Actions and tool use — for agents that call Actions or chain to other agents. Gemini 3.5 Flash is built for agentic, tool-using workflows and stays fast; ChatGPT 5.5 and Claude 4.8 Opus handle long, high-autonomy tool chains; Grok 4.3 is strong on structured outputs; Mistral Medium 3.5 and ChatGPT 5.4 mini are leaner options that still hold up. Avoid nano/lite models here, they're less reliable across multi-step Actions.
Really fast — for live chat, high volume, and anything latency-sensitive. Grok 4.1 Fast, Gemini 3.5 Flash and Gemini 3 Flash, Claude 4.5 Haiku, and ChatGPT 5.4 mini / nano return answers almost instantly at the lowest cost, trading some depth for speed.
Also worth knowing:
- Coding: ChatGPT 5.3 Codex, Gemini 3 Pro, and Mistral Medium 3.5 are tuned for software tasks.
- Live web research: Perplexity's Sonar Pro, Sonar Reasoning Pro, and Sonar Deep Research are search-native for current information.
- Lowest hallucination: Grok 4.20 offers the strictest instruction-following and most consistent factual accuracy.
How to set or switch your model in Pickaxe
- Open your agent in the Agent Builder and go to the Editor.
- Find the Model setting and choose from the dropdown. Switch any time, no rebuild required.
- For image generation, open Capabilities, toggle on image generation, and select an image model.
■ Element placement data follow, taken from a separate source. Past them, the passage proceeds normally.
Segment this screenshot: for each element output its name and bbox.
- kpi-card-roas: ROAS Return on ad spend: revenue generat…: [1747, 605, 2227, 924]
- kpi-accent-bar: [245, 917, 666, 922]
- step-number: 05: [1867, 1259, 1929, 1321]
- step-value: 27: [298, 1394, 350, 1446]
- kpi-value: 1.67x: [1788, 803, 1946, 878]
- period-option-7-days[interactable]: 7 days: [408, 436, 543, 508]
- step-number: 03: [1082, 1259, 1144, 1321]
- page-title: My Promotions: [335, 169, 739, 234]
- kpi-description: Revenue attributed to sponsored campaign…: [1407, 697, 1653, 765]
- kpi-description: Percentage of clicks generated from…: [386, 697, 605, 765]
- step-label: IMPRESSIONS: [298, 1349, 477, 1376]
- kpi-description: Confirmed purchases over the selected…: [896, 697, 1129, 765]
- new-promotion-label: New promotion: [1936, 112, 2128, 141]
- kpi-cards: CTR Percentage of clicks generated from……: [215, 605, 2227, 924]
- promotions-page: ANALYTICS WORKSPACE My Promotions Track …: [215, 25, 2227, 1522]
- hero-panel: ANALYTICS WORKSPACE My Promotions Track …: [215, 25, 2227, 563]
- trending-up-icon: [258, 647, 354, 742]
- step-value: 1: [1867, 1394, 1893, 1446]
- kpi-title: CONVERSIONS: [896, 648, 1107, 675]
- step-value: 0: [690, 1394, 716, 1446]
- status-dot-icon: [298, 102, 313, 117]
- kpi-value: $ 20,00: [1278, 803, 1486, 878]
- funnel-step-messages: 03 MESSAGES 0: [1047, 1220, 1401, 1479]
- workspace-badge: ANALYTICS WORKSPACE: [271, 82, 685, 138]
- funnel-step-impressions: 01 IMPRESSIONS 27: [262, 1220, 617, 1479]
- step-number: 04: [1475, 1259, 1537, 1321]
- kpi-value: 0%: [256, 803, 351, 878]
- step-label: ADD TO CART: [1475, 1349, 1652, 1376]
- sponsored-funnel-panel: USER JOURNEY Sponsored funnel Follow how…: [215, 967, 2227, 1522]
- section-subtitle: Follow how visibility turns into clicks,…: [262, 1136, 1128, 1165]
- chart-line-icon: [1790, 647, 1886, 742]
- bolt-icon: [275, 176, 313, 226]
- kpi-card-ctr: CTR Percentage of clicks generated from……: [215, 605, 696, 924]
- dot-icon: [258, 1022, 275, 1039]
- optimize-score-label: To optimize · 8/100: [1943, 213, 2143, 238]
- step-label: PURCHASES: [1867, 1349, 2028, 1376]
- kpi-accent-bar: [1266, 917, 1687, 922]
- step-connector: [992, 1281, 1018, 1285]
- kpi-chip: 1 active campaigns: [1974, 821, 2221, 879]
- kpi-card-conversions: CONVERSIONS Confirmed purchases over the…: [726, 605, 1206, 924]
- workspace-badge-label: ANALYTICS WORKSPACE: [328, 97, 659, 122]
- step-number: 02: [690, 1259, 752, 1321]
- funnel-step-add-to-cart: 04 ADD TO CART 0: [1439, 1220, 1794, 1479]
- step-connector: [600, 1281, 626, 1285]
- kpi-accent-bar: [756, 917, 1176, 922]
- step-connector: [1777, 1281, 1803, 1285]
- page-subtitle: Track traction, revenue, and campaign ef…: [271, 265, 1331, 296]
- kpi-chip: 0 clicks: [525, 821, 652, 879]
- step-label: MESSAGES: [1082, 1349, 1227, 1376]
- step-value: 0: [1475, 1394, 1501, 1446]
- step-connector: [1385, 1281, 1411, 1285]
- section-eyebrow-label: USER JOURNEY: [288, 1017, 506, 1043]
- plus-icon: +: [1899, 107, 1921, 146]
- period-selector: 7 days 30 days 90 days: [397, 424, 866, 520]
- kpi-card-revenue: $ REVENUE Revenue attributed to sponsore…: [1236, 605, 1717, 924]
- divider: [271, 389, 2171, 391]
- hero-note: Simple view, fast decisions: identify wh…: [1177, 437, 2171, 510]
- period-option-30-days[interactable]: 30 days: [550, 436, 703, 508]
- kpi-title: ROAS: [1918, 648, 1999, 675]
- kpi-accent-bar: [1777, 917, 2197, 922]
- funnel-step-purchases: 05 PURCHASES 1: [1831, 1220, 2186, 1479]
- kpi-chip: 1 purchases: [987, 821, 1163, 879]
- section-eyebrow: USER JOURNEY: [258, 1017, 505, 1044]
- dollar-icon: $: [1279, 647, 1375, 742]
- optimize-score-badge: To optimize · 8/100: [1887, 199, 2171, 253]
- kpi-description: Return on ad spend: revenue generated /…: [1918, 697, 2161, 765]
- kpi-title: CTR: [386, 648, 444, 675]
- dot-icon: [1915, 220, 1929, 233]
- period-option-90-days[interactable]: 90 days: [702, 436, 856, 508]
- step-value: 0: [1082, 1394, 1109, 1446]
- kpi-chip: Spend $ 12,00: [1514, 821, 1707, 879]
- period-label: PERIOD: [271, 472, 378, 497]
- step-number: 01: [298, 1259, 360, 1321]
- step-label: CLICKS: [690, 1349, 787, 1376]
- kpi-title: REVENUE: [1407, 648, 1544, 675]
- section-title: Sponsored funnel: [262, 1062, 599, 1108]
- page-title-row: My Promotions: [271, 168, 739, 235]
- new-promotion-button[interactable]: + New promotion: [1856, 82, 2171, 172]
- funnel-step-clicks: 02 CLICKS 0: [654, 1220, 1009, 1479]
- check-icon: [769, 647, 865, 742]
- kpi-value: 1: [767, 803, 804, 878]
- Test in Preview with real prompts (impersonate a user to see exactly what they'd get).
- If your agent uses Actions, run the full workflow in Preview to confirm the model handles the tool calls reliably.
Tip: If results are inconsistent, try strengthening your Instructions or using a Model Reminder for must-follow rules before jumping to a more expensive model. The fix is often in the prompt, not the model.
Keep it current
The model landscape changes almost monthly: new releases, price drops, and tier shake-ups are constant. Use this guide's framework to decide, then confirm the current lineup at pickaxe.co/models and compare real stats side by side with our comparison tool before committing. For a tour of what the comparison page shows, see the Models overview. Revisit your agents every few months: a model that was premium last quarter is often this quarter's everyday default, at a lower price.